En su sentencia nº 1007/2023, de 21 de junio de 2023 , ECLI:ES:TS:2023:2885 (con cita de su sentencia nº279/2019, de 22 de mayo) afirma: "Esta justificación supone, cuando menos, un esfuerzo argumentativo que muestre de forma razonable cómo la conducta generó o agravó la insolvencia y en qué medida lo hizo, aunque sea de forma estimativa. Sin perjuicio de que, en algunos casos, ante la imposibilidad de acreditar las causas de la generación o agravación de la insolvencia y, sobre todo, la posible incidencia de la conducta que ha merecido la calificación culpable del concurso, debido a esta propia conducta que provoca como efecto la imposibilidad de conocer y acreditar, sea posible invertir la carga de la acreditación.

Esto último puede ocurrir cuando la calificación culpable del concurso se justifica por la concurrencia de las dos primeras causas del art. 164.2 LC , las que guardan relación con la ausencia o falseo de la contabilidad y con las inexactitudes graves en la documentación aportada al concurso por el deudor concursado. En ambos casos, no es que no sea necesario acreditar que la conducta generó o agravó la insolvencia y en qué medida lo hizo, para poder condenar a la cobertura total o parcial del déficit, sino que puede ocurrir que la propia conducta haya impedido conocerlo y, por eso, resulta lógico que se desplace a los responsables de la conducta las consecuencias de esa imposibilidad de conocer y se presuma esa contribución a la generación o agravación de la insolvencia. Pero, insistimos, no cabe presumir en todo caso que las irregularidades en la contabilidad relevantes para comprender la situación patrimonial del deudor generaron la insolvencia".

En el caso de autos la justificación de la administración concursal ha sido, cuanto menos, insuficiente. Únicamente incluye la solicitud de condena en el suplico sin realizar ese esfuerzo argumentativo necesario para tener un pronunciamiento en ese sentido, por lo no procede esta condena.

NOVENO.- Costas procesales.

A la vista de la estimación parcial de la demanda y atendiendo al principio de vencimiento objetivo, no se imponen las costas a ninguna de las partes ( art. 394 LEC ).

Declaro culpable el concurso de la mercantil STANDARD OIL CHEMICALS S.L.

Declaro a don Primitivo y don Alonso como personas afectadas por la calificación culpable en su condición de administradores de la concursada y, en consecuencia:

(i) Les inhabilito para administrar los bienes ajenos durante un período de dos años, así como para representar o administrar a cualquier persona durante el mismo período; y

(ii) Les condeno a la pérdida de cualquier derecho que tuvieran como acreedor concursal o de la masa.

No impongo las costas a ninguna de las partes.

Firme la presente resolución, líbrese mandamiento al Registro Mercantil y al Registro Público Concursal.

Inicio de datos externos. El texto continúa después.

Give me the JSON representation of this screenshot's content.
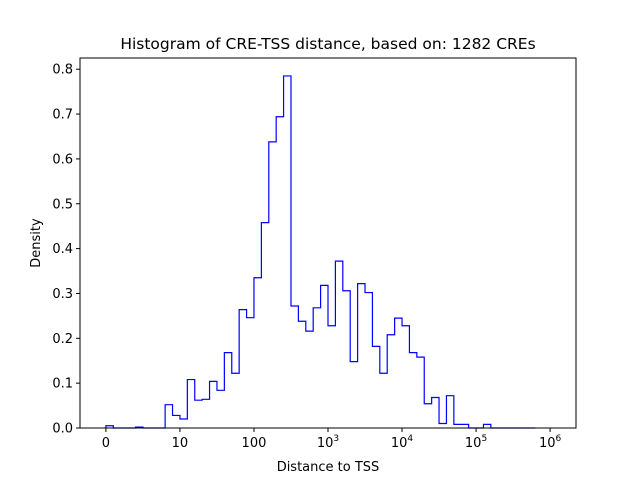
{
  "chart_data": {
    "type": "histogram",
    "title": "Histogram of CRE-TSS distance, based on: 1282 CREs",
    "xlabel": "Distance to TSS",
    "ylabel": "Density",
    "x_scale": "symlog",
    "xlim": [
      -0.35,
      6.35
    ],
    "ylim": [
      0,
      0.825
    ],
    "x_ticks": [
      {
        "label": "0",
        "value": 0
      },
      {
        "label": "10",
        "value": 10
      },
      {
        "label": "100",
        "value": 100
      },
      {
        "label": "10^3",
        "base": "10",
        "exp": "3",
        "value": 1000
      },
      {
        "label": "10^4",
        "base": "10",
        "exp": "4",
        "value": 10000
      },
      {
        "label": "10^5",
        "base": "10",
        "exp": "5",
        "value": 100000
      },
      {
        "label": "10^6",
        "base": "10",
        "exp": "6",
        "value": 1000000
      }
    ],
    "y_ticks": [
      {
        "label": "0.0",
        "value": 0.0
      },
      {
        "label": "0.1",
        "value": 0.1
      },
      {
        "label": "0.2",
        "value": 0.2
      },
      {
        "label": "0.3",
        "value": 0.3
      },
      {
        "label": "0.4",
        "value": 0.4
      },
      {
        "label": "0.5",
        "value": 0.5
      },
      {
        "label": "0.6",
        "value": 0.6
      },
      {
        "label": "0.7",
        "value": 0.7
      },
      {
        "label": "0.8",
        "value": 0.8
      }
    ],
    "bin_edges_log10": [
      0.0,
      0.1,
      0.2,
      0.3,
      0.4,
      0.5,
      0.6,
      0.7,
      0.8,
      0.9,
      1.0,
      1.1,
      1.2,
      1.3,
      1.4,
      1.5,
      1.6,
      1.7,
      1.8,
      1.9,
      2.0,
      2.1,
      2.2,
      2.3,
      2.4,
      2.5,
      2.6,
      2.7,
      2.8,
      2.9,
      3.0,
      3.1,
      3.2,
      3.3,
      3.4,
      3.5,
      3.6,
      3.7,
      3.8,
      3.9,
      4.0,
      4.1,
      4.2,
      4.3,
      4.4,
      4.5,
      4.6,
      4.7,
      4.8,
      4.9,
      5.0,
      5.1,
      5.2,
      5.3,
      5.4,
      5.5,
      5.6,
      5.7,
      5.8
    ],
    "densities": [
      0.005,
      0.0,
      0.0,
      0.0,
      0.002,
      0.0,
      0.0,
      0.0,
      0.052,
      0.028,
      0.02,
      0.108,
      0.062,
      0.064,
      0.104,
      0.084,
      0.168,
      0.122,
      0.264,
      0.246,
      0.335,
      0.458,
      0.638,
      0.694,
      0.785,
      0.272,
      0.238,
      0.216,
      0.268,
      0.318,
      0.228,
      0.372,
      0.306,
      0.148,
      0.322,
      0.302,
      0.182,
      0.122,
      0.208,
      0.245,
      0.228,
      0.168,
      0.158,
      0.054,
      0.068,
      0.01,
      0.072,
      0.008,
      0.008,
      0.0,
      0.0,
      0.008,
      0.0,
      0.0,
      0.0,
      0.0,
      0.0,
      0.0
    ],
    "line_color": "#0000ff",
    "grid": false,
    "legend": "none"
  }
}
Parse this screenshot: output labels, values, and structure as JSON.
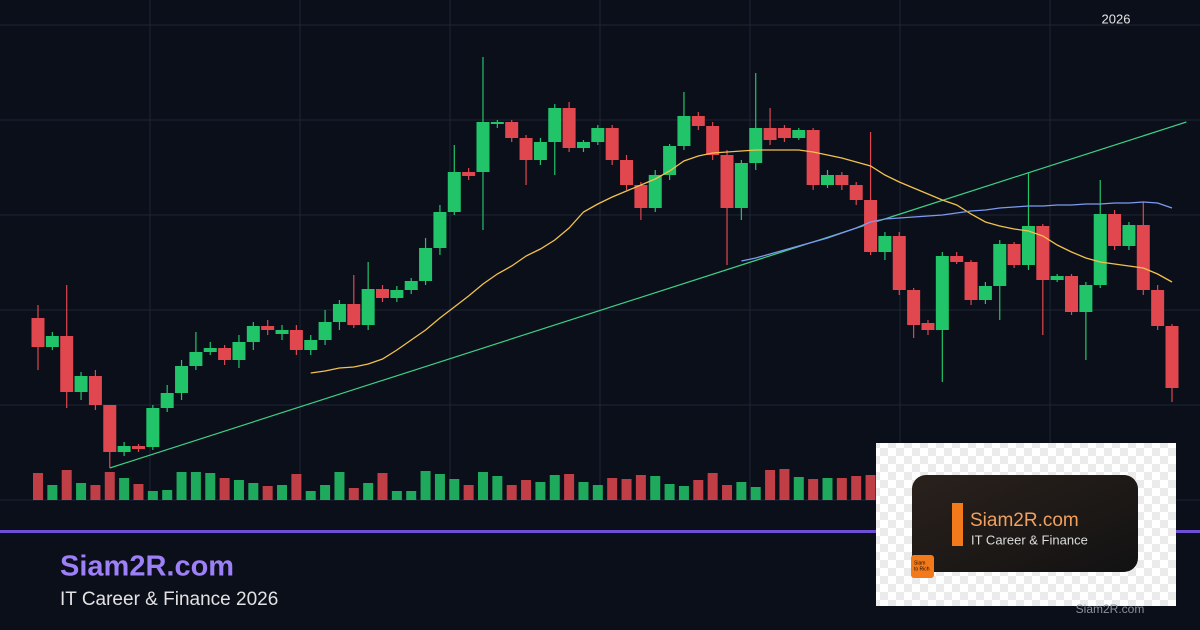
{
  "chart_data": {
    "type": "candlestick",
    "year_label": "2026",
    "ylim": [
      0,
      500
    ],
    "y2lim": [
      0,
      95
    ],
    "up_color": "#22c46a",
    "down_color": "#e0474f",
    "open": [
      182,
      153,
      164,
      108,
      124,
      95,
      48,
      54,
      53,
      92,
      107,
      134,
      148,
      152,
      140,
      158,
      174,
      166,
      170,
      150,
      160,
      178,
      196,
      175,
      211,
      202,
      210,
      219,
      252,
      288,
      328,
      328,
      376,
      378,
      362,
      340,
      358,
      392,
      352,
      358,
      372,
      340,
      315,
      292,
      325,
      354,
      384,
      374,
      345,
      292,
      337,
      372,
      372,
      362,
      370,
      315,
      325,
      315,
      300,
      248,
      264,
      210,
      177,
      170,
      244,
      238,
      200,
      214,
      256,
      235,
      274,
      220,
      224,
      188,
      215,
      286,
      254,
      275,
      210,
      174
    ],
    "high": [
      195,
      168,
      215,
      128,
      130,
      95,
      58,
      56,
      95,
      115,
      140,
      168,
      158,
      155,
      165,
      178,
      180,
      175,
      175,
      165,
      190,
      200,
      225,
      238,
      215,
      214,
      222,
      262,
      295,
      355,
      332,
      443,
      380,
      380,
      365,
      362,
      396,
      398,
      360,
      375,
      375,
      345,
      318,
      330,
      356,
      408,
      388,
      378,
      350,
      340,
      427,
      392,
      375,
      372,
      372,
      330,
      328,
      318,
      368,
      268,
      268,
      212,
      180,
      248,
      248,
      240,
      218,
      260,
      258,
      328,
      276,
      226,
      226,
      218,
      320,
      290,
      278,
      298,
      215,
      176
    ],
    "low": [
      130,
      150,
      92,
      100,
      90,
      32,
      44,
      48,
      50,
      88,
      100,
      130,
      145,
      135,
      132,
      150,
      165,
      160,
      145,
      145,
      155,
      170,
      172,
      170,
      198,
      198,
      206,
      215,
      245,
      285,
      320,
      270,
      372,
      358,
      315,
      335,
      325,
      348,
      348,
      355,
      335,
      310,
      280,
      288,
      320,
      350,
      370,
      340,
      235,
      280,
      330,
      355,
      358,
      360,
      310,
      312,
      310,
      295,
      245,
      240,
      205,
      162,
      165,
      118,
      236,
      195,
      196,
      180,
      232,
      230,
      165,
      218,
      185,
      140,
      212,
      250,
      250,
      205,
      170,
      98
    ],
    "close": [
      153,
      164,
      108,
      124,
      95,
      48,
      54,
      51,
      92,
      107,
      134,
      148,
      152,
      140,
      158,
      174,
      170,
      170,
      150,
      160,
      178,
      196,
      175,
      211,
      202,
      210,
      219,
      252,
      288,
      328,
      324,
      378,
      378,
      362,
      340,
      358,
      392,
      352,
      358,
      372,
      340,
      315,
      292,
      325,
      354,
      384,
      374,
      345,
      292,
      337,
      372,
      360,
      362,
      370,
      315,
      325,
      315,
      300,
      248,
      264,
      210,
      175,
      170,
      244,
      238,
      200,
      214,
      256,
      235,
      274,
      220,
      224,
      188,
      215,
      286,
      254,
      275,
      210,
      174,
      112
    ],
    "volume": [
      27,
      15,
      30,
      17,
      15,
      28,
      22,
      16,
      9,
      10,
      28,
      28,
      27,
      22,
      20,
      17,
      14,
      15,
      26,
      9,
      15,
      28,
      12,
      17,
      27,
      9,
      9,
      29,
      26,
      21,
      15,
      28,
      24,
      15,
      20,
      18,
      25,
      26,
      18,
      15,
      22,
      21,
      25,
      24,
      16,
      14,
      20,
      27,
      15,
      18,
      13,
      30,
      31,
      23,
      21,
      22,
      22,
      24,
      25,
      14,
      null,
      null,
      null,
      null,
      null,
      null,
      null,
      null,
      null,
      null,
      null,
      null,
      null,
      null,
      null,
      null,
      null,
      null,
      null,
      null
    ],
    "lines": [
      {
        "color": "#f2c14e",
        "values": [
          null,
          null,
          null,
          null,
          null,
          null,
          null,
          null,
          null,
          null,
          null,
          null,
          null,
          null,
          null,
          null,
          null,
          null,
          null,
          127,
          129,
          132,
          133,
          136,
          141,
          150,
          160,
          170,
          182,
          193,
          204,
          216,
          226,
          234,
          244,
          251,
          260,
          272,
          288,
          296,
          303,
          309,
          315,
          321,
          329,
          339,
          344,
          347,
          348,
          349,
          350,
          350,
          350,
          350,
          348,
          345,
          342,
          338,
          334,
          325,
          318,
          312,
          306,
          300,
          295,
          286,
          278,
          274,
          271,
          269,
          264,
          255,
          248,
          242,
          238,
          236,
          234,
          232,
          226,
          218
        ]
      },
      {
        "color": "#7d9bf0",
        "values": [
          null,
          null,
          null,
          null,
          null,
          null,
          null,
          null,
          null,
          null,
          null,
          null,
          null,
          null,
          null,
          null,
          null,
          null,
          null,
          null,
          null,
          null,
          null,
          null,
          null,
          null,
          null,
          null,
          null,
          null,
          null,
          null,
          null,
          null,
          null,
          null,
          null,
          null,
          null,
          null,
          null,
          null,
          null,
          null,
          null,
          null,
          null,
          null,
          null,
          239,
          242,
          246,
          250,
          254,
          258,
          262,
          267,
          272,
          278,
          281,
          282,
          283,
          284,
          285,
          287,
          289,
          290,
          292,
          293,
          294,
          294,
          295,
          295,
          296,
          296,
          297,
          297,
          298,
          297,
          292
        ]
      }
    ],
    "trendline": {
      "color": "#3ecf85",
      "x": [
        5,
        80
      ],
      "values": [
        32,
        378
      ]
    }
  },
  "brand": {
    "title": "Siam2R.com",
    "subtitle": "IT Career & Finance 2026"
  },
  "card": {
    "title": "Siam2R.com",
    "subtitle": "IT Career & Finance",
    "badge": [
      "Siam",
      "to Rich"
    ]
  },
  "watermark": "Siam2R.com"
}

Modo de impugnación: recurso de APELACIÓNante la Audiencia Provincial de Palma, sección quinta ( art. 460 del Texto refundido de la Ley Concursal).

Fallo

Declaro culpable el concurso de la mercantil STANDARD OIL CHEMICALS S.L.

Declaro a don Primitivo y don Alonso como personas afectadas por la calificación culpable en su condición de administradores de la concursada y, en consecuencia:

(i) Les inhabilito para administrar los bienes ajenos durante un período de dos años, así como para representar o administrar a cualquier persona durante el mismo período; y

(ii) Les condeno a la pérdida de cualquier derecho que tuvieran como acreedor concursal o de la masa.

No impongo las costas a ninguna de las partes.

Firme la presente resolución, líbrese mandamiento al Registro Mercantil y al Registro Público Concursal.

Modo de impugnación: recurso de APELACIÓNante la Audiencia Provincial de Palma, sección quinta ( art. 460 del Texto refundido de la Ley Concursal).